Section #6: Dictionaries

July 26th, 2021


Written by Juliette Woodrow, Brahm Capoor, Nick Parlante, Anna Mistele, John Dalloul, and Jonathan Kula

Learning goals

  • Understanding the dictionary data structure, and how it differs from lists
  • Understanding the difference between keys and values in a dictionary, and how to get and set the value associated with a particular key
  • Understanding the nested dictionary structure, and how it lends itself to representing complex information.
  • Understanding how to use decomposition-by-variable name to more easily and readably update a nested dictionary structure.

Nested Dictionaries

To get some practice with dictionaries and nesting collections, implement the following functions:

  1. def print_course_info(explore_courses, course_id, info) which takes in a nested dictionary of courses and their information, a specific course id, and a specific type of information to print about that course id. The function should print out the information if the dictionary has that information for the given course. If the course is in the dictionary, but it does not have that information stored, it should print 'We do not have that information for the given course.' If the course is not in the dictionary at all, it should print 'Sorry, that course is not in our system.'

    explore_courses is a nested dictionary where the outer key is the ID of a course, such as 'cs106a', and the value is a dictionary with keys representing information about the course, such as 'name', 'units', 'ways', 'instructor', and 'ta'. Each of these keys map to their corresponding value which is either a string or an int. The explore_courses dictionary is not complete for all courses, so some info may be missing for certain courses. Below is an example explore_courses dictionary and some example calls to print_course_info.

                    
    EXPLORE_COURSES = {
        "cs106a": {
            "name": "Programming Methodology",
            "units": 5,
            "ways": "FR",
            "instructor": "Nick Parlante",
            "ta": "Juliette Woodrow"
        },
    ā€‹
        "cs106b": {
            "name": "Programming Abstractions",
            "units": 5,
            "ways": "FR",
            "instructor": "Chris Gregg",
            "ta": "Chase Davis"
        },
    ā€‹
        "taps104": {
            "name": "Intermediate Improvisation",
            "units": 3,
            "instructor": "Dan Klein"
        }
    }
    
    >>> print_course_info(EXPLORE_COURSES, 'cs106b', 'ta')
    >>> 'Chase Davis'
    
    >>> print_course_info(EXPLORE_COURSES, 'cs107', 'ta')
    >>> 'Sorry, that course is not in our system.'
    
    >>> print_course_info(EXPLORE_COURSES, 'taps104', 'ways')
    >>> 'We do not have that information for the given course.'
                    
                  

  2. def add_price(name, type, price, gas_prices) that takes in the name of a gas station (e.g. "Speedway"), the type of gas (e.g. "unleaded"), and a price (e.g. 3.50) and adds it to the also passed in gas_prices dictionary (which is ultimately returned). The gas prices dictionary should be set up so that each key is a different gas station and each value is another dictionary where the key is the type of gas and the value is the gas price. For example, add_price("Speedway", "unleaded", 3.50, {}) should return: {"Speedway" : {"unleaded" : 3.50}} If there is already a price for a given gas station / gas type pairing, overwrite it.

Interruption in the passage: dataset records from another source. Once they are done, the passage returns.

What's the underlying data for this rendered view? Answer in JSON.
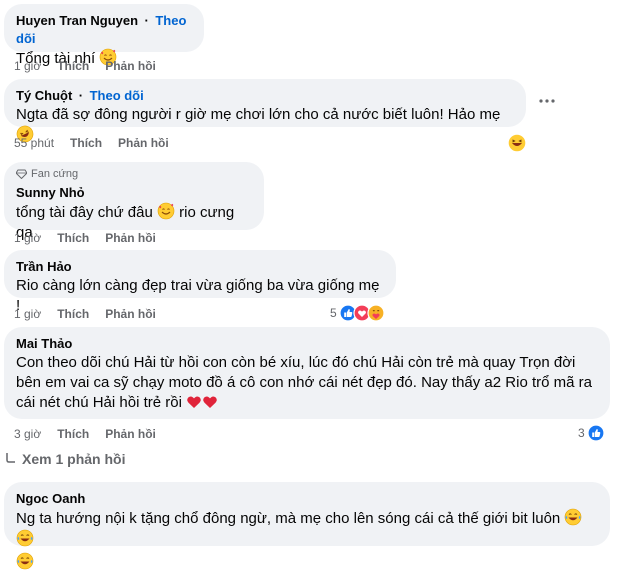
{
  "comments": [
    {
      "author": "Huyen Tran Nguyen",
      "follow": "Theo dõi",
      "text": "Tổng tài nhí",
      "time": "1 giờ",
      "like": "Thích",
      "reply": "Phản hồi"
    },
    {
      "author": "Tý Chuột",
      "follow": "Theo dõi",
      "text": "Ngta đã sợ đông người r giờ mẹ chơi lớn cho cả nước biết luôn! Hảo mẹ",
      "time": "55 phút",
      "like": "Thích",
      "reply": "Phản hồi"
    },
    {
      "badge": "Fan cứng",
      "author": "Sunny Nhỏ",
      "text_a": "tổng tài đây chứ đâu",
      "text_b": "rio cưng qa",
      "time": "1 giờ",
      "like": "Thích",
      "reply": "Phản hồi"
    },
    {
      "author": "Trần Hảo",
      "text": "Rio càng lớn càng đẹp trai vừa giống ba vừa giống mẹ !",
      "time": "1 giờ",
      "like": "Thích",
      "reply": "Phản hồi",
      "reactions": "5"
    },
    {
      "author": "Mai Thảo",
      "line1": "Con theo dõi chú Hải từ hồi con còn bé xíu, lúc đó chú Hải còn trẻ mà quay Trọn đời",
      "line2": "bên em vai ca sỹ chạy moto đồ á cô con nhớ cái nét đẹp đó. Nay thấy a2 Rio trổ mã ra",
      "line3": "cái nét chú Hải hồi trẻ rồi",
      "time": "3 giờ",
      "like": "Thích",
      "reply": "Phản hồi",
      "reactions": "3"
    },
    {
      "author": "Ngoc Oanh",
      "text": "Ng ta hướng nội k tặng chổ đông ngừ, mà mẹ cho lên sóng cái cả thế giới bit luôn"
    }
  ],
  "view_replies": "Xem 1 phản hồi",
  "colors": {
    "bubble": "#f0f2f5",
    "link": "#0064d1",
    "muted": "#65676b",
    "like_blue": "#1877f2"
  }
}
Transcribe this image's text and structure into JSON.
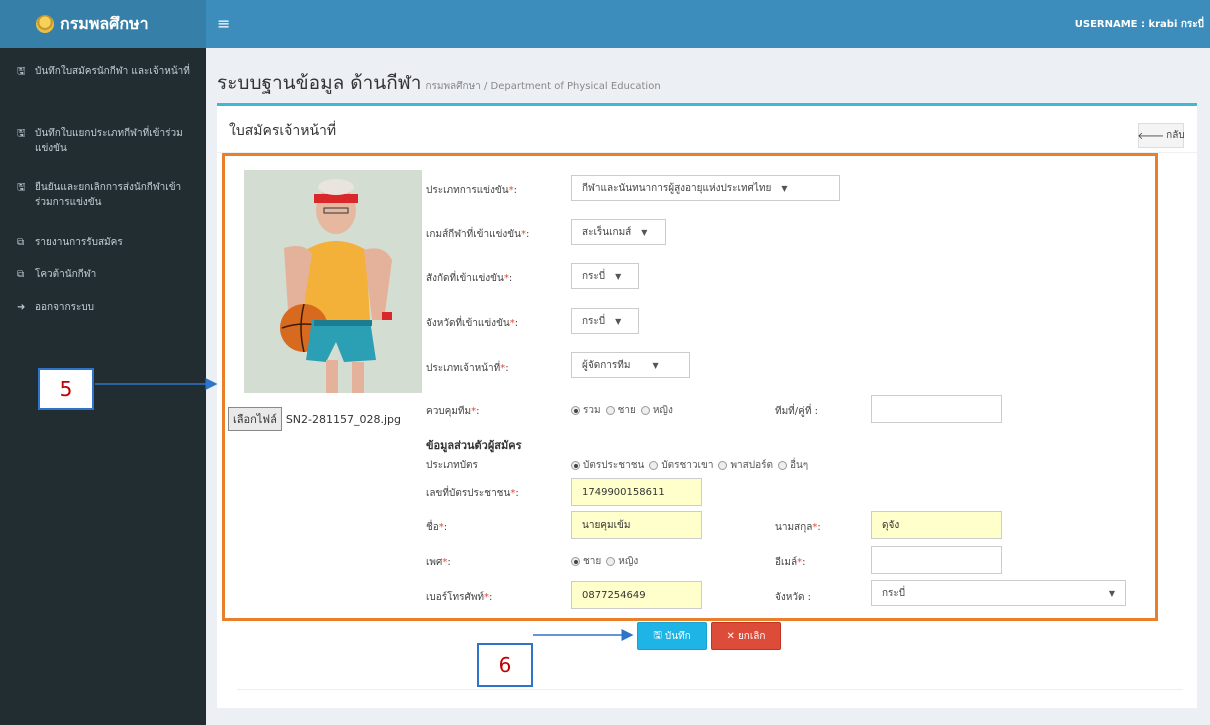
{
  "app": {
    "logo_text": "กรมพลศึกษา",
    "username": "USERNAME : krabi กระบี่",
    "menu_icon": "≡"
  },
  "sidebar": {
    "items": [
      {
        "label": "บันทึกใบสมัครนักกีฬา และเจ้าหน้าที่",
        "icon": "save-icon"
      },
      {
        "label": "บันทึกใบแยกประเภทกีฬาที่เข้าร่วมแข่งขัน",
        "icon": "save-icon"
      },
      {
        "label": "ยืนยันและยกเลิกการส่งนักกีฬาเข้าร่วมการแข่งขัน",
        "icon": "save-icon"
      },
      {
        "label": "รายงานการรับสมัคร",
        "icon": "copy-icon"
      },
      {
        "label": "โควต้านักกีฬา",
        "icon": "copy-icon"
      },
      {
        "label": "ออกจากระบบ",
        "icon": "sign-out-icon"
      }
    ]
  },
  "header": {
    "title": "ระบบฐานข้อมูล ด้านกีฬา",
    "subtitle": "กรมพลศึกษา / Department of Physical Education"
  },
  "box": {
    "title": "ใบสมัครเจ้าหน้าที่",
    "back_label": "กลับ"
  },
  "photo": {
    "file_button": "เลือกไฟล์",
    "file_name": "SN2-281157_028.jpg"
  },
  "form": {
    "competition_type": {
      "label": "ประเภทการแข่งขัน",
      "value": "กีฬาและนันทนาการผู้สูงอายุแห่งประเทศไทย"
    },
    "game": {
      "label": "เกมส์กีฬาที่เข้าแข่งขัน",
      "value": "สะเร็นเกมส์"
    },
    "affiliation": {
      "label": "สังกัดที่เข้าแข่งขัน",
      "value": "กระบี่"
    },
    "province_compete": {
      "label": "จังหวัดที่เข้าแข่งขัน",
      "value": "กระบี่"
    },
    "official_type": {
      "label": "ประเภทเจ้าหน้าที่",
      "value": "ผู้จัดการทีม"
    },
    "team_control": {
      "label": "ควบคุมทีม",
      "options": [
        "รวม",
        "ชาย",
        "หญิง"
      ],
      "selected": "รวม"
    },
    "team_no": {
      "label": "ทีมที่/คู่ที่ :",
      "value": ""
    },
    "personal_heading": "ข้อมูลส่วนตัวผู้สมัคร",
    "card_type": {
      "label": "ประเภทบัตร",
      "options": [
        "บัตรประชาชน",
        "บัตรชาวเขา",
        "พาสปอร์ต",
        "อื่นๆ"
      ],
      "selected": "บัตรประชาชน"
    },
    "id_number": {
      "label": "เลขที่บัตรประชาชน",
      "value": "1749900158611"
    },
    "first_name": {
      "label": "ชื่อ",
      "value": "นายคุมเข้ม"
    },
    "last_name": {
      "label": "นามสกุล",
      "value": "ดุจัง"
    },
    "gender": {
      "label": "เพศ",
      "options": [
        "ชาย",
        "หญิง"
      ],
      "selected": "ชาย"
    },
    "email": {
      "label": "อีเมล์",
      "value": ""
    },
    "phone": {
      "label": "เบอร์โทรศัพท์",
      "value": "0877254649"
    },
    "province": {
      "label": "จังหวัด :",
      "value": "กระบี่"
    }
  },
  "actions": {
    "save_label": "บันทึก",
    "cancel_label": "ยกเลิก"
  },
  "callouts": {
    "five": "5",
    "six": "6"
  },
  "colors": {
    "topbar": "#3c8dbc",
    "sidebar": "#222d32",
    "accent_frame": "#e97f2a",
    "save": "#1fb4e6",
    "cancel": "#dd4b39",
    "callout_border": "#2e74c8"
  }
}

  3. def first_list(strs) Given a list of strings, create and return a dictionary whose keys are the unique first characters of the strings and whose values are lists of words beginning with those characters, in the same order that they appear in strs.

  4. def suffix_list(strs) Given a list of strings, create and return a dictionary whose keys are the suffixes of those strings and whose values are lists of words ending with those suffixes, in the same order that they appear in strs. A suffix is defined as the last 2 characters of a string, and a string that is less than 2 characters long has no suffix.

Word counts

Your job is to write a full python program, including a main function, for a file called special-count.py. This program should implement the following behavior:

  1. If special-count.py is called with just a filename (e.g. python3 special-count.py myfile.txt) then it should read in the file named myfile.txt (you may assume that this file is formatted as single words separated by newlines) and produce counts of words that share the same consonants in order. For example, if we had the following text in myfile.txt:

                    
                  
    great
    grate
    greet
    teeny
    tiny
    bump
                    
                  

    Your program should produce the following output. Note that the output is in sorted order.

                    
    $ python3 special-count.py myfile.txt
    bmp -> 1
    grt -> 3
    tny -> 2
                    
                  
  2. If special-count.py is called with the additional flag -vowels (e.g. python3 special-count.py -vowels myfile.txt) then it should produce the same output, only grouping words by their vowels rather than their consonants. So, using the same file as before produces the following output:
  3.               
                
    $ python3 special-count.py -vowels myfile.txt
    ae -> 1
    ea -> 1
    ee -> 2
    i -> 1
    u -> 1
                  
                

Big Tweet Data!

In this program, you'll write a program that reads through a large collection of tweets and store the data to keep track of how hashtags occur in user's tweets. This is a great example of how Python can be used in data analysis tasks.

Our Dataset

For the purposes of this problem, each tweet is represented as a single line of text in a file. Each line consists of the poster's username (prefixed by a '@' symbol), followed by a colon and then the text of the tweet. Each character in this file can be a character from any language, or an emoji, although you don't need to do anything special to deal with thse characters. One such file in the PyCharm project we provide is small-tweets.txt, which is reproduced here:

          
          
@BarackObama: Missed President Obama's final #SOTU last night? Check out his full remarks. https://t.co/7KHp3EHK8D
@BarackObama: Fired up from the #SOTU? RSVP to hear @VP talk about the work ahead with @OFA supporters:
https://t.co/EIe2g6hT0I https://t.co/jIGBqLTDHB
@BarackObama: RT @WhiteHouse: The 3rd annual #BigBlockOfCheeseDay is today! Here's how you can participate:
https://t.co/DXxU8c7zOe https://t.co/diT4MJWQā€¦
@BarackObama: Fired up and ready to go? Join the movement: https://t.co/stTSEUMkxN #SOTU
@kanyewest: Childish Gambino - This is America https://t.co/sknjKSgj8c
@kanyewest: šŸ˜‚šŸ˜‚šŸ˜‚šŸ”„šŸ”„šŸ”„ https://t.co/KmvxIwKkU6
@dog_rates: This is Kylie. She loves naps and is approximately two bananas long. 13/10 would snug softly
https://t.co/WX9ad5efbN
@GonzalezSarahA: RT @JacobSmithVT: Just spent ten minutes clicking around this cool map #education
https://t.co/iqxXtruqrt
          
        

We provide 3 such files for you in the PyCharm Project: small-tweets.txt, big-tweets.txt and huge-tweets.txt.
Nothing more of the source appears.